Aim to complete this session at home three times during this first week. You should focus on ball skills the other days that have been sent out by your coach. You can utilize any items available to act as cones. The workout is footwork and basic handling focused. 

Warm Up

Complete a mix of the following: light jog/skip/sidesteps. Any dynamic stretching you need. 


Use cones or any items available such as socks to create a ladder for yourself. Carry out all footwork exercises whilst holding a soccer ball if possible. If not, focus on keeping your hands in a good set position (hands pushed out slightly in front at a comfortable height). 

Complete each of the following five times each. Light jog back between each set. 

  • 1 foot in each
  • 2 feet in each 
  • 1 foot in each laterally (face each way twice)
  • In/Out lateral (face each way twice) 
  • Forward shuffle 
  • Focus on keeping a good set position as you move. Controlled footwork. Don’t hit cones. Stay tight to cones. Small steps versus big steps. 
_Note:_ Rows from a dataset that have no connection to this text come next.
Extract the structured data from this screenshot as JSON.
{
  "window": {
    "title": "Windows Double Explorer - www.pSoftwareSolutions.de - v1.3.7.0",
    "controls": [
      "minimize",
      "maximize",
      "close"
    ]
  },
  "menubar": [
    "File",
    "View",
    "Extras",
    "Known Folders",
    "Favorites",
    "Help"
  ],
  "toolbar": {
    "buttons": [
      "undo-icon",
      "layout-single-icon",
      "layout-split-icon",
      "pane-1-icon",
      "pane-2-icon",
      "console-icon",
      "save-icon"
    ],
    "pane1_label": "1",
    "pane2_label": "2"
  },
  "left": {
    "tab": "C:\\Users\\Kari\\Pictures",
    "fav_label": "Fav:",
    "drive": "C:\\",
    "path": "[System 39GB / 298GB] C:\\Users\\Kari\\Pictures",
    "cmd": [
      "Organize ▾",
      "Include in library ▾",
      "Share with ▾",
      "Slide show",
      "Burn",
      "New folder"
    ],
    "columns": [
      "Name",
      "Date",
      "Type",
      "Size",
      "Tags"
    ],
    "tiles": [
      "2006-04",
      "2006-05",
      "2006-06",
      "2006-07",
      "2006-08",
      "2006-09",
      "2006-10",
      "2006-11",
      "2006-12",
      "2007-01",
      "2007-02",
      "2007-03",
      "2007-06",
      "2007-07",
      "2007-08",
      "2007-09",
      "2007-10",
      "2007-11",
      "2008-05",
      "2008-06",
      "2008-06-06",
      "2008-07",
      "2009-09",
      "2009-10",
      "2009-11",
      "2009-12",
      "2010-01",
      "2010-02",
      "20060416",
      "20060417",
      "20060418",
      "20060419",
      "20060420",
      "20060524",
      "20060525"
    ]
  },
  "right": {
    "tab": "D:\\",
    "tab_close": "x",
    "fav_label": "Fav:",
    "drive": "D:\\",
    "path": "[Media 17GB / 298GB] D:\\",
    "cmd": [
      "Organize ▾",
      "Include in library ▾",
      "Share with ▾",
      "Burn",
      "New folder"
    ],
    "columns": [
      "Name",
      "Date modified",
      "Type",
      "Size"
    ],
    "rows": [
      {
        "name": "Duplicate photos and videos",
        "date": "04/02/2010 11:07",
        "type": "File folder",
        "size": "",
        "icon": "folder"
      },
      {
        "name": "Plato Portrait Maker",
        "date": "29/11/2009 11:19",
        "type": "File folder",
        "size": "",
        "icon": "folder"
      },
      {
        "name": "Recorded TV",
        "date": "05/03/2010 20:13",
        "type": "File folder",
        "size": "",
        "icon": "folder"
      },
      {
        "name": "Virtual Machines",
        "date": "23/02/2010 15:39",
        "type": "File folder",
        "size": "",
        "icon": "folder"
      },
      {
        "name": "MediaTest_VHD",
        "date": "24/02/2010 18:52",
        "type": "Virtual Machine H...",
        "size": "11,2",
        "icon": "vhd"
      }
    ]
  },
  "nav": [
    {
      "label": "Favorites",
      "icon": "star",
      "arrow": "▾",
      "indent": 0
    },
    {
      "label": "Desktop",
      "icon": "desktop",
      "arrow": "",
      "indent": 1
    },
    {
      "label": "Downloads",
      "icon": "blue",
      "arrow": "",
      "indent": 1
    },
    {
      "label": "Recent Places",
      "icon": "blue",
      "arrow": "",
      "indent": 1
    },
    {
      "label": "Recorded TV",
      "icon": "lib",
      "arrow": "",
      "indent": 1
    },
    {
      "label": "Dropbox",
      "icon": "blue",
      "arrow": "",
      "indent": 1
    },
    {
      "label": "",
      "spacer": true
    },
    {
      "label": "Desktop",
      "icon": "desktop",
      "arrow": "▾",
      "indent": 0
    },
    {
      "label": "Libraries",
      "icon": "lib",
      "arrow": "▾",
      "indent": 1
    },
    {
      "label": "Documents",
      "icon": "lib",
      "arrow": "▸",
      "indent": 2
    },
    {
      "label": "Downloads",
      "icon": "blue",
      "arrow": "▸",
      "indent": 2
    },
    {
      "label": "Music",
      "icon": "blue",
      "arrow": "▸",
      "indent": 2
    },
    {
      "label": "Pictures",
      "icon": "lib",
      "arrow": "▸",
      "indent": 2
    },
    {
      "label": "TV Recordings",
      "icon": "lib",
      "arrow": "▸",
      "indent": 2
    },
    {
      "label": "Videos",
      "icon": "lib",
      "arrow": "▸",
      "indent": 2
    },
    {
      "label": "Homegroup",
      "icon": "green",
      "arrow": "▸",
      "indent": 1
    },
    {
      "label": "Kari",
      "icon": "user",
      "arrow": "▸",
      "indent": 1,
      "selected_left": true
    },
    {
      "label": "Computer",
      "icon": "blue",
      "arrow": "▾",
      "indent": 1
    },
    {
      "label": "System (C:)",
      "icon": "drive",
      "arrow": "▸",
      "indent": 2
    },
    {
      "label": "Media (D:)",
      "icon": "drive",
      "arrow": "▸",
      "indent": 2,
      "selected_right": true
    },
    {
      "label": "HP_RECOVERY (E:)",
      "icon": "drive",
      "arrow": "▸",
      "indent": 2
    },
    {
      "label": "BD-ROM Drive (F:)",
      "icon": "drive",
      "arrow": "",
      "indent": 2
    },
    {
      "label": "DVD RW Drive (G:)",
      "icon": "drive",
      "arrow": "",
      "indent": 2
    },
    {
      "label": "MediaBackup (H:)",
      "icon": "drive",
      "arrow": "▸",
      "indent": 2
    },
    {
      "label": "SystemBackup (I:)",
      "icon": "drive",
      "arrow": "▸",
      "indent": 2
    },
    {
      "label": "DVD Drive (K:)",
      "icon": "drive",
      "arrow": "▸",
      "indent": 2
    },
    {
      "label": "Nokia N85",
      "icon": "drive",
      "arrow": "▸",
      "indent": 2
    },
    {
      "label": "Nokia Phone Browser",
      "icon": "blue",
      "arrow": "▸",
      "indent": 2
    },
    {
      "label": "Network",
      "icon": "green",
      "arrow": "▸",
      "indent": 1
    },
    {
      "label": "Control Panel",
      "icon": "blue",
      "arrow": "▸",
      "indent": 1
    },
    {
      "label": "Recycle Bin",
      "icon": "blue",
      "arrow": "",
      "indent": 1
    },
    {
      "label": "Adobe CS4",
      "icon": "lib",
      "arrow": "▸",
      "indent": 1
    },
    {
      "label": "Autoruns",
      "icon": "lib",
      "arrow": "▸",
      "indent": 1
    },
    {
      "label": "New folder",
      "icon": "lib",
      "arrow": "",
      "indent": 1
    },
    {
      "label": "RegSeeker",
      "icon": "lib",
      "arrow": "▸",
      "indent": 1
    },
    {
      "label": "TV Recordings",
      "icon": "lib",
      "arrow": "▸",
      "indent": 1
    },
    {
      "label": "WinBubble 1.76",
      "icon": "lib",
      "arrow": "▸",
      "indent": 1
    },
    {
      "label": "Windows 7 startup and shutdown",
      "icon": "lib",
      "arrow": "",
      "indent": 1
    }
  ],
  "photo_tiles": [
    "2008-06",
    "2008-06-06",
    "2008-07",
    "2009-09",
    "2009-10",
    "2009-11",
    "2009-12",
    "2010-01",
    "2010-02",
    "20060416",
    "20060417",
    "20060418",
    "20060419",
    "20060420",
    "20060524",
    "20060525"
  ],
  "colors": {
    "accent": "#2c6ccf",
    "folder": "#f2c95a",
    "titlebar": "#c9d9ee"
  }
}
Utilize a parent/sibling if possible. Or you can use a wall to rebound. Dependent on level and skill of server they can use their feet or serve with their hands. 

  • 2 x 30 reps for W catch 
  • 2 x 30 reps for mid-height scoop 
  • 2 x 30 reps for low scoop/long barrier 
  • 2 x 10 collapsing save each side 
  • 2x10 low save each side 

Main Drill 

This weeks main drill will be a combination of both footwork and handling. You will complete the forward shuffle through the cones each time before receiving a serve. If a server is not available then hold the ball in your hands and serve yourself off a wall if possible. 

Complete the following:

  • 10 volleys/throws for W
  • 10 strikes or rolls for low scoops 
  • 10 low strikes (5 each side)
  • 10 collapsing saves (5 each side)
  • 10 random serves (high/low/wide)

Cool Down 

Ensure you stretch or lightly jog for five minutes after the session.